- First woman field naturalist to obtain and prepare her own specimens
- Set a precedent for showing the animals in lifelike poses surrounded by a natural setting
- Was the first to find and identify the Colorado screech owl; in her honor, a Smithsonian ornithologist named the bird for her, Scops asio maxwellae
Just as John James Audubon killed the birds he desired to paint, so did all the 19th century naturalists who were studying animals in their natural habitats. All that was different about Martha Ann Maxwell was that she was a woman.
In a time before powerful binoculars or high-range cameras, the only way to study and understand an animal was by killing it in a way that did the least harm to the body.
Martha Maxwell was born in Tioga County, Pennsylvania, and her grandmother was the person who instilled in her a love for nature. She took Martha on frequent walks in the woods where they would watch for and identify birds, squirrels, and other wildlife.

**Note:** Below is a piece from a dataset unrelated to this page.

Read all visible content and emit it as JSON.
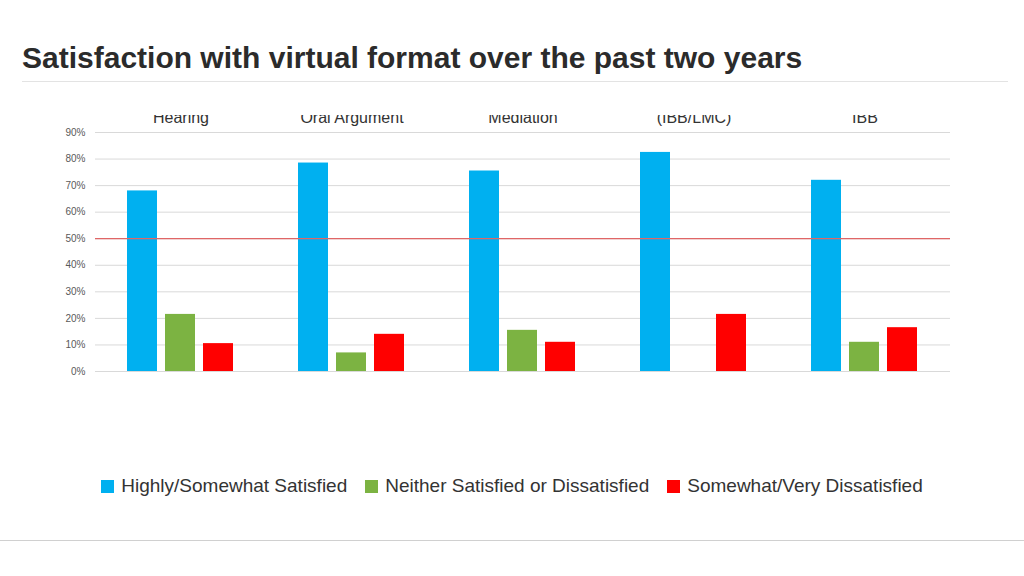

Martha’s mother remarried after the death of Martha’s father in the late 1830s, and this newly blended family set off for Oregon where the plan was to convert Native Americans to Christianity. To Martha’s sadness, her grandmother died along the way, and the trip was extremely taxing for all. As a result, the family made it only as far as Wisconsin, and they settled in Baraboo.
Marriage and Motherhood
Martha began college at Oberlin in Ohio but money for tuition soon ran out, so she moved back to Baraboo to teach school. She and James Alexander Maxwell, a widower with four children and the owner of the local mill and general store, married in 1853, making Martha an instant mother.